My own frustration is with the student who is unable to repeat any part of yesterday's lecture. Once, in a calculus class I spent a week trying to teach induction - the proposition is true for n=1, assume true for n and show that truth for n+1 is thereby implied. The attempt was a total failure, as I learned from asking the students to apply the process to some simple cases.
I liken teaching to experimental physics. The experimenter tests a theory by trying to prove it wrong. We need to test our students by letting them show that they did not learn what we were trying to teach.
I no longer try to teach induction to first year students in local colleges. Maybe the reequisite prefrontal cortex ain't there yet.
Regards,
Jack



On Sat, 2 Aug 2008, Hugh Haskell wrote:

At 22:03 -0500 8/1/08, Jack Uretsky wrote:

But, to what extent were the students able to reproduce what you "taught",
and to what extent did you challenge their ability to do so?

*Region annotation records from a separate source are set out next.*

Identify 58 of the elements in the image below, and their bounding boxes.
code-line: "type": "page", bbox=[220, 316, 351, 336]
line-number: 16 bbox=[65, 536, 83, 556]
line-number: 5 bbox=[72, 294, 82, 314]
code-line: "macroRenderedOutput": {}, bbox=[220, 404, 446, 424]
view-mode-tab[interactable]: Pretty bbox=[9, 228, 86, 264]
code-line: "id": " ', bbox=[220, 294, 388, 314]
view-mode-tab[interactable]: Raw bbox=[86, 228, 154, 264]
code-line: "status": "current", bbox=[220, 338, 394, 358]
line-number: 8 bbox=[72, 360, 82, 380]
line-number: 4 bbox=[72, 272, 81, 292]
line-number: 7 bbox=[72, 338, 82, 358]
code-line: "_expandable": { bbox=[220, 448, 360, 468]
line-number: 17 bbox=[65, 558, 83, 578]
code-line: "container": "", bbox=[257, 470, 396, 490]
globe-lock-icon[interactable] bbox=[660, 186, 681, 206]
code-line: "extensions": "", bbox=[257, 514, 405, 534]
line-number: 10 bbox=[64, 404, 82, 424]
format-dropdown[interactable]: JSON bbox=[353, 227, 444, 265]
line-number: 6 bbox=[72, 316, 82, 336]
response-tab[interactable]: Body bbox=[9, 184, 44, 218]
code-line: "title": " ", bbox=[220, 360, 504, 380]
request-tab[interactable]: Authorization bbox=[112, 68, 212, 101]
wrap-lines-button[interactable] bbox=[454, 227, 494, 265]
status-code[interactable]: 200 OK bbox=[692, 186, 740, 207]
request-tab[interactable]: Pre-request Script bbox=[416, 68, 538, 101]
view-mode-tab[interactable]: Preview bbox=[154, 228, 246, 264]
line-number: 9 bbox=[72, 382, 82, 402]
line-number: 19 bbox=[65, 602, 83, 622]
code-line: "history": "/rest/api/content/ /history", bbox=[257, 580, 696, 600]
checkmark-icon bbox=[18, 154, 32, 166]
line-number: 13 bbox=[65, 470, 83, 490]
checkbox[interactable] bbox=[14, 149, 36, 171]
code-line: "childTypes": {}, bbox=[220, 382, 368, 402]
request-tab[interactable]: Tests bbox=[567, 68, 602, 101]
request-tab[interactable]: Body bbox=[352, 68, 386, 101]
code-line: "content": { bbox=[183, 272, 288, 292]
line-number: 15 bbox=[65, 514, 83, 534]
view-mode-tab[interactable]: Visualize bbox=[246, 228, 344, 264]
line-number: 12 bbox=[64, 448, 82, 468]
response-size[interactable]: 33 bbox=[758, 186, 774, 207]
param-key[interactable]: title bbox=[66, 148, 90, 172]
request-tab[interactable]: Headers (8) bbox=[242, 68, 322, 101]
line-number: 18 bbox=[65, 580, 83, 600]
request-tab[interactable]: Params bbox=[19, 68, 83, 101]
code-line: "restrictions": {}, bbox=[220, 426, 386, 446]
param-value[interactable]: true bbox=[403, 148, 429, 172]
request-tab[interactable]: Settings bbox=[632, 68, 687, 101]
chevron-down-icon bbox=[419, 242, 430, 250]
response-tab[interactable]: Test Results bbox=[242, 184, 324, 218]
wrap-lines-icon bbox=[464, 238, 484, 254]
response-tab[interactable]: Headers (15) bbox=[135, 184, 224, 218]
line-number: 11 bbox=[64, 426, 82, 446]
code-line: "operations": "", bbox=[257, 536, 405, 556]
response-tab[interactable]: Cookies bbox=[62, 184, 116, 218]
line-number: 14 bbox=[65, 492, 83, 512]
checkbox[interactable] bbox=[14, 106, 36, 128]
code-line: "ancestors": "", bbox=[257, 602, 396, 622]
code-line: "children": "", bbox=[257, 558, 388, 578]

Good point, poor choice of words on my part. What I was trying to do
was to get them to realize that, even though they might not be able
to derive the formulas they were using, that they weren't just
something someone thought up that was useful, or that someone said
was useful. What they did was to work problems, both numerical and
descriptive that illustrated the principles that they had seen me
"derive," and in this way at least understand that they weren't
working in a vacuum.

How well did it work? I can't say for sure, but a pretty good
fraction of my students went on to major in science or
science-related (medicine, engineering) subjects. I can't say that
this was all due to my stellar teaching methods, but I've heard
positive feedback from several of them, that what they "learned" in
my class useful later on. Since I never expected them to have
memorized any equation (the basic equations that I had derived in
class were always available to them), I assume that what they were
talking about was the idea that applying the principles they found
out in my class left them on a firm footing in future classes, where
they might have been expected to be able to derive that stuff.

All of this was mostly based on my frustration as a student that we
were expected to memorize derivations of various formulas (as well as
other stuff--I'll never forget my frustration in a course in organic
chemistry at having to memorize the Solvay process, which, although I
could reproduce the picture, I never understood). Since I never
believed in memorization of any sort (as a result, I hated poetry
classes) I vowed when I became a teacher that memorization would
never be a part of my course. Naturally, that seriously disappointed
a good number of my students who had learned from all their teachers
before me that the key to successful learning was memorization, and
they had gotten good at it. I never thought much of that as an
educational method.

Hugh


--
"Trust me. I have a lot of experience at this."